若年層の居酒屋離れが著しく、また禁煙に向けた啓発活動も喧しい昨今、本レビューを読まれている方のうち、お酒やタバコを嗜まれる割合はどれほどになるだろうか。かくいう私は、若年層に属しながらももっぱらのビール党で、時代錯誤的な愛煙家でもある。
今回紹介させていただくのは、そのお酒とタバコが多く登場する『檻の中の楽園』というエッセイ。タイトルから内容は想像に易いかもしれない。20代から晩酌をはじめた著者は、やがてアルコールに依存するようになり、周囲の人間に迷惑をかけることもしばしばであった。定年退職後、家族のすすめで、完全な断酒をするべく医療施設に入所する。本作では、医療施設内のまさにその3か月間の生活が描かれている。
著者はこの施設での体験を「夢のようでもあり、現実のことのようにも思える。」(本書3頁『記録』)と述懐している。そこでの生活は、これまでの人生の常識を覆すような驚きの連続であった――ともいう。入所当初からことあるごとに当惑し、喧嘩沙汰や盗難といった多くのトラブルにも巻き込まれる。しかしそうした苛烈な日々を過ごしながらも、筆致に限っては全編にわたり客観的な視点が失われないため、内容は理解しやすく明快である。淡々とした語り口で、施設での個性的な人々との関わり合い、施設に存在する独自の慣習・システム・問題、そして著者自身の心境の移り変わりが、入所者つまりアルコール依存症患者の目線で的確に捉えられている。
特に、タバコにまつわるエピソードの数々は、施設内独自もので興味深い。まず、タバコを所有する者は施設内においては完全に別格扱いだということ。昨日まで敵であった者もタバコの1本でも渡せば笑顔で微笑み、肩を揉んでくれるのだ。「外の世界」と比べ、施設内ではタバコの需要が圧倒的に高く、タバコをもつ者こそが正義なのである。入手経路は様々で、①家族に差し入れてもらう、②他の入所者のタバコを奪う、③こっそりと盗む、④地面に落ちたシケモク(吸い殻)に火をつける、など。また「吸う」という本来の目的以外にも、食べ物などとの物々交換、入所者同士の賭けごとにも使用されており、タバコは施設内で第2の通貨としての役割も果たしている。極めつけは取引価格。

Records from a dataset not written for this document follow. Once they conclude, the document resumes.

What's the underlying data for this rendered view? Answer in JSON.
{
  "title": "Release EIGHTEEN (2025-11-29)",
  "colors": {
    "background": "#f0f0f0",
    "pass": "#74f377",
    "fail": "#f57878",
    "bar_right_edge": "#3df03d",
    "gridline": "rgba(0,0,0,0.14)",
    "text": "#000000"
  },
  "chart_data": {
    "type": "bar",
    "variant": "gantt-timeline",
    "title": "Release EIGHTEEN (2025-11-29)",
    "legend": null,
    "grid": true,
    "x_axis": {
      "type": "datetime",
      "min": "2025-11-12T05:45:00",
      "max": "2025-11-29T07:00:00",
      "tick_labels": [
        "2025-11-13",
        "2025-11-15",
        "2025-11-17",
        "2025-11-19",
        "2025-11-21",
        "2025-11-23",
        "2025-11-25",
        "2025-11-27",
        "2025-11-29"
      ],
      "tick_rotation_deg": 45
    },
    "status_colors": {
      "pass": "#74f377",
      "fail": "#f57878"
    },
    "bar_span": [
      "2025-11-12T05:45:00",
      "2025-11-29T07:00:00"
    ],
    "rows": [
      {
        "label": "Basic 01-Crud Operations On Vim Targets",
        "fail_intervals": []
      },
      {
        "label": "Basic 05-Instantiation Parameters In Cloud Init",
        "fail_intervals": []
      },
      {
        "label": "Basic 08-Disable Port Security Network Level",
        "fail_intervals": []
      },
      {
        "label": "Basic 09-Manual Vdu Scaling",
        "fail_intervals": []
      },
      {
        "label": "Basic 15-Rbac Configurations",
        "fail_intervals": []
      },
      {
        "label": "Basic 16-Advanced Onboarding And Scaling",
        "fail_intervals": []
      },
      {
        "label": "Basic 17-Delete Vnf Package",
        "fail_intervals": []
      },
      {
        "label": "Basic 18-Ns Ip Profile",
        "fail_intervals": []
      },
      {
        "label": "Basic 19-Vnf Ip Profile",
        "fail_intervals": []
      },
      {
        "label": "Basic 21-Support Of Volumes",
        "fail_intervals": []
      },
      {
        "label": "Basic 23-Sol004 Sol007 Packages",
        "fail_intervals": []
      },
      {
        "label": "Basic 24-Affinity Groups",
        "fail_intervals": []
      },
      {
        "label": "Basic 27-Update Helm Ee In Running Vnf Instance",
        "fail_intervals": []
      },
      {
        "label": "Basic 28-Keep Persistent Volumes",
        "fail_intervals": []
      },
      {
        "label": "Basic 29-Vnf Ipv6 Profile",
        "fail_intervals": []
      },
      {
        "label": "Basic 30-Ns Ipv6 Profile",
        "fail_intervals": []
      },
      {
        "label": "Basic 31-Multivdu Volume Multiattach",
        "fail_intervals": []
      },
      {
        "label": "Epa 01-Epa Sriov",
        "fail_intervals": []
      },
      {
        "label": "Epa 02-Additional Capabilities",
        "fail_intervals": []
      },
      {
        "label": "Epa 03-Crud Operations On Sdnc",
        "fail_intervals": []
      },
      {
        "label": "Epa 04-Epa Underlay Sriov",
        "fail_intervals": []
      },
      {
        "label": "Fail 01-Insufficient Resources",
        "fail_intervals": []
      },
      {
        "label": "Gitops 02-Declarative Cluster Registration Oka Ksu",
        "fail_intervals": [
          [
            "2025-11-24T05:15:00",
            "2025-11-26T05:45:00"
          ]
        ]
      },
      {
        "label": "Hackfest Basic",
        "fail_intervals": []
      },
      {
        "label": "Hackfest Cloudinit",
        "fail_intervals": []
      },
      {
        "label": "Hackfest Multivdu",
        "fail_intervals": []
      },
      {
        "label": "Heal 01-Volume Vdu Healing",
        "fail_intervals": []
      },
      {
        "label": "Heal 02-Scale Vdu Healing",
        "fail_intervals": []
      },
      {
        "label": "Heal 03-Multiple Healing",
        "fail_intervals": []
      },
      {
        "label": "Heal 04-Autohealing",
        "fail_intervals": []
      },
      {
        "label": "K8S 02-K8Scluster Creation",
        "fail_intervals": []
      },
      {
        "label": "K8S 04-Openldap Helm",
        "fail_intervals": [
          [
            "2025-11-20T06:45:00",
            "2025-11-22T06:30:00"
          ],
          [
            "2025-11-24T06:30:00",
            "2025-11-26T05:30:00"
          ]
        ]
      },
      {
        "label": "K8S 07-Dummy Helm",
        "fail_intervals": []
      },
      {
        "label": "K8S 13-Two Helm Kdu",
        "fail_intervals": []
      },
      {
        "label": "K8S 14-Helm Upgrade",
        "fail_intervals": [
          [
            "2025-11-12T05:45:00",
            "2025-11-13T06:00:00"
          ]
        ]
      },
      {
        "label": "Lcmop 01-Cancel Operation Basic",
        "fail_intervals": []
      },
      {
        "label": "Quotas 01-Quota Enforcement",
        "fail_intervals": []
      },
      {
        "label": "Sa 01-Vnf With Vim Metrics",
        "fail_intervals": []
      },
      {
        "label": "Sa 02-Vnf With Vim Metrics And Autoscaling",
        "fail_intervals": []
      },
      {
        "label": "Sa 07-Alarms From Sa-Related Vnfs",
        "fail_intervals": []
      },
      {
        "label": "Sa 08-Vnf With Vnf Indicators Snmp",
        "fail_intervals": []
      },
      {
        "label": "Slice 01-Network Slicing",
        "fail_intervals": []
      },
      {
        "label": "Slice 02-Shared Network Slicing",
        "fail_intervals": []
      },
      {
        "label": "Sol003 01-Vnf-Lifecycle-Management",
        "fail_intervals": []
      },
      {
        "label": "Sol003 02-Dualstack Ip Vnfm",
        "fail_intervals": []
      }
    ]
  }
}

1本につき200円という超高値で取引されることもあるという(市場価格の約10倍である)。
話は逸れるが、先日、新聞で老後のアルコール依存症は認知症のリスクが高まるとの情報に接した。それによれば、我が国のアルコールによる社会的損失は4兆円、タバコは5兆円に上るという。個々人としては取り立ててどうということもない嗜みが、合計9兆円規模の損失につながっているとは目が回りそうだが、これはれっきとした事実であり立派な社会問題といえそうだ。また、近年では、アルコール依存に悩む新規患者の4人に1人が65歳以上の高齢者だという。定年退職後、環境の変化により依存症に陥ってしまうことが多いようだ。
こうした世相の一端を、鋭く切り取って内実を見せてくれる『檻の中の楽園』。そこで語られることの多くは、お酒を飲む人、このレビューを読みながら既にお酒を飲みはじめている人はもちろん、お酒を飲まない人にも是非知っていただきたい事実である。本書はこういった“事実”をより現実味のあるものとして提示する。何をも包み隠さず実感を込めて記述された著者自らの体験談が、どのような健康管理の書よりも説得力をもって迫ってくる。このレビューを書き終えたらひとまず一服――と思っていた私は、その衝動をどうにか抑えつつ本書に感謝するほかない。